In 1926, she came to the US. She was soon known as “one of the most powerful but also most eccentric women in the art world.”
She met Solomon Guggenheim — who was 30 years older — and one of America’s wealthiest men. She inspired his interest in art, and advised him on what became his noted and extensive collection,
The pair — with Guggenheim’s “querulous looking wife” — traveled throughout Europe. They met “young and wild” people like Marc Chagall, Paul Klee and Piet Mondrian, and bought hundreds of pieces of art.
Guggenheim and von Rebay rented an apartment at New York’s Plaza Hotel, and put on art exhibits there. They formed the Solomon R. Guggenheim Foundation in 1939, and planned a new building on Central Park.

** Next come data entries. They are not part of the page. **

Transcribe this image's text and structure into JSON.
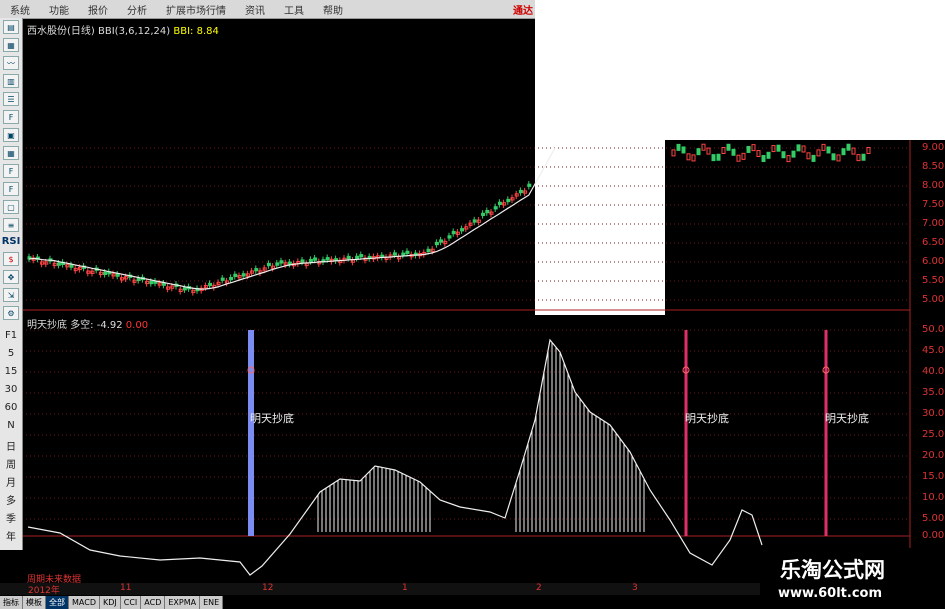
{
  "menu": [
    "系统",
    "功能",
    "报价",
    "分析",
    "扩展市场行情",
    "资讯",
    "工具",
    "帮助"
  ],
  "menu_brand": "通达",
  "toolbar_text": [
    "RSI",
    "F1",
    "5",
    "15",
    "30",
    "60",
    "N",
    "日",
    "周",
    "月",
    "多",
    "季",
    "年"
  ],
  "stock_title": "西水股份(日线)",
  "indicator_bbi": "BBI(3,6,12,24)",
  "bbi_value": "BBI: 8.84",
  "indicator_name": "明天抄底",
  "dk_label": "多空: -4.92",
  "dk_aux": "0.00",
  "price_axis": [
    "9.00",
    "8.50",
    "8.00",
    "7.50",
    "7.00",
    "6.50",
    "6.00",
    "5.50",
    "5.00"
  ],
  "ind_axis": [
    "50.00",
    "45.00",
    "40.00",
    "35.00",
    "30.00",
    "25.00",
    "20.00",
    "15.00",
    "10.00",
    "5.00",
    "0.00"
  ],
  "signal_text": "明天抄底",
  "time_labels": [
    "2012年",
    "11",
    "12",
    "1",
    "2",
    "3"
  ],
  "future_label": "周期未来数据",
  "tabs": [
    "指标",
    "模板",
    "全部",
    "MACD",
    "KDJ",
    "CCI",
    "ACD",
    "EXPMA",
    "ENE"
  ],
  "watermark": {
    "title": "乐淘公式网",
    "url": "www.60lt.com"
  }
}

The baroness was influential in selecting Frank Lloyd Wright (who called her a “superwoman”) to design what became the Guggenheim Museum. It took nearly 2 decades to complete, due to problems with finding a proper site, revisions of plans, and material and labor shortages during and after World War II.
During the process, von Rebay had a falling-out with the Guggenheim family. “My aunt was a difficult person who liked writing nasty letters,” said her nephew Roland von Rebay. Three years after Guggenheim died in 1949, the family ousted her from the museum’s board of directors.

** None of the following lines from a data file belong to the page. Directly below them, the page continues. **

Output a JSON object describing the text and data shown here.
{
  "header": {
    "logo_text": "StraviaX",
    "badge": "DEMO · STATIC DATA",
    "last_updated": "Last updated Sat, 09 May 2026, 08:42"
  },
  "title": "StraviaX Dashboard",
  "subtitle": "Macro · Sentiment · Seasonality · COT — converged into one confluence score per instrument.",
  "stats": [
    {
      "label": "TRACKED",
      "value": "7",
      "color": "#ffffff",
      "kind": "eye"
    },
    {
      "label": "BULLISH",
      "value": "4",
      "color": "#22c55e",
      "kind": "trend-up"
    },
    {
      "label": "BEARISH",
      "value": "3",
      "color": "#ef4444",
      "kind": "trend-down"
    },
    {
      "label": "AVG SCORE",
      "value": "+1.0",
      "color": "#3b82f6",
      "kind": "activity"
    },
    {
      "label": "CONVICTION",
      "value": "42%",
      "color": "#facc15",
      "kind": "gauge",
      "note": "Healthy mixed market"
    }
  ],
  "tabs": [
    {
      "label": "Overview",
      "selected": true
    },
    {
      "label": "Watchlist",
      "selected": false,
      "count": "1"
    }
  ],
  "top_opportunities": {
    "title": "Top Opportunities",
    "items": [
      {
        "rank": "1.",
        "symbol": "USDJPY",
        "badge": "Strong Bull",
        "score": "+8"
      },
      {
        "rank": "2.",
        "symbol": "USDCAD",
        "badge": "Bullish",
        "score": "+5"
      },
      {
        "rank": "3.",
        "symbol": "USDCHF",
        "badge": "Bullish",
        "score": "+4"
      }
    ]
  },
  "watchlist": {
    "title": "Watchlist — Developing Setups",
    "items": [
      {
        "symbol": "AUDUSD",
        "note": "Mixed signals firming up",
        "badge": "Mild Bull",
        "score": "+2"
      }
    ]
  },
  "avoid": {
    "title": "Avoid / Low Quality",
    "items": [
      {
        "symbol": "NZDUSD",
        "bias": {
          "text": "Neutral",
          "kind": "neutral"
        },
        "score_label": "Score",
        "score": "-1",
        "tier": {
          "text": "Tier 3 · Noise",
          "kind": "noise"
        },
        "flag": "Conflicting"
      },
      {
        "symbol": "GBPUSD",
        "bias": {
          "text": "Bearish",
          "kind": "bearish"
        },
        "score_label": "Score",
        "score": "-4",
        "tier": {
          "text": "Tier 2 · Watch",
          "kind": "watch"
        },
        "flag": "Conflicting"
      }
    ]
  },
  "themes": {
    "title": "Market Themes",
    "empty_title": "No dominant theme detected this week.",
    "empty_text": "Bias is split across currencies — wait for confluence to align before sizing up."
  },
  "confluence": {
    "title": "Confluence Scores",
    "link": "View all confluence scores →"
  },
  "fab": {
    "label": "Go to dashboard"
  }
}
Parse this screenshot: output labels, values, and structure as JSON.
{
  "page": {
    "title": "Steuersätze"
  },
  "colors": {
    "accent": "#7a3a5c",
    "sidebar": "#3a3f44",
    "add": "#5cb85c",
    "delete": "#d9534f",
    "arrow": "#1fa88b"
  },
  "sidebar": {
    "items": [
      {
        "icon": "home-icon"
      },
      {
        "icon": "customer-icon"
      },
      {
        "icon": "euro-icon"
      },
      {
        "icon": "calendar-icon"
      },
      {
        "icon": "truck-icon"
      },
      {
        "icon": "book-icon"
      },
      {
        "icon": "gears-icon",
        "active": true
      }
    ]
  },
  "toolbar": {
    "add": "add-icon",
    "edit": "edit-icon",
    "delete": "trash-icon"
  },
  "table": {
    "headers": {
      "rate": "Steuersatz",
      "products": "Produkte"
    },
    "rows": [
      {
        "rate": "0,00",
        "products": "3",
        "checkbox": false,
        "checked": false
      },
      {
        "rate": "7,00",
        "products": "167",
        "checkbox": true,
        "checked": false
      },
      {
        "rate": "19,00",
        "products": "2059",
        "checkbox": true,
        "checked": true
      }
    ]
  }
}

She was not invited to the opening of the new Upper East Side building in 1959. In fact, she never set foot in it.
That chill thawed in the 2000s. A Guggenheim exhibit showcased “this extremely independent woman.” A book and documentary honored her life and work.
So what’s the Westport connection?
Baroness von Rebay owned an estate at 83 Morningside Drive South, called Franton Court. She bought it in 1937 and retreated there after battling the Guggenheim family, finding solace in her lawns and gardens. Every year, tulips were shipped from the Netherlands
Former Westporter Vivianne Pommier remembers her well. The house was filled with “millions and millions of dollars of art.”
“We would be invited over for lunch or dinner,” Pommier recalls. “She would pull Klees and Kandinskys from behind the toilets. Amazing paintings were crammed into every place possible — on walls, and behind things.”
The Westport Historical Society featured her in a 2005 exhibit. It included her paintings and pochoirs, and works of artists she promoted like Vasily Kandinsky, Rudolph Bauer and Alexander Calder.
Von Rebay died in 1967. She left much of her personal collection to the Guggenheim.
Two acres of her estate — including her home and outbuildings — were sold. Four other acres became building lots.
But 8 1/2 acres of Franton Court are now part of the Aspetuck Land Trust. Those gardens, specimen trees, wooded wetlands and trails are preserved as a nature and wildlife sanctuary — and are open to the public.
You won’t see any art there. But you will feel connected to one more rich — if long-forgotten — piece of royal Westport history.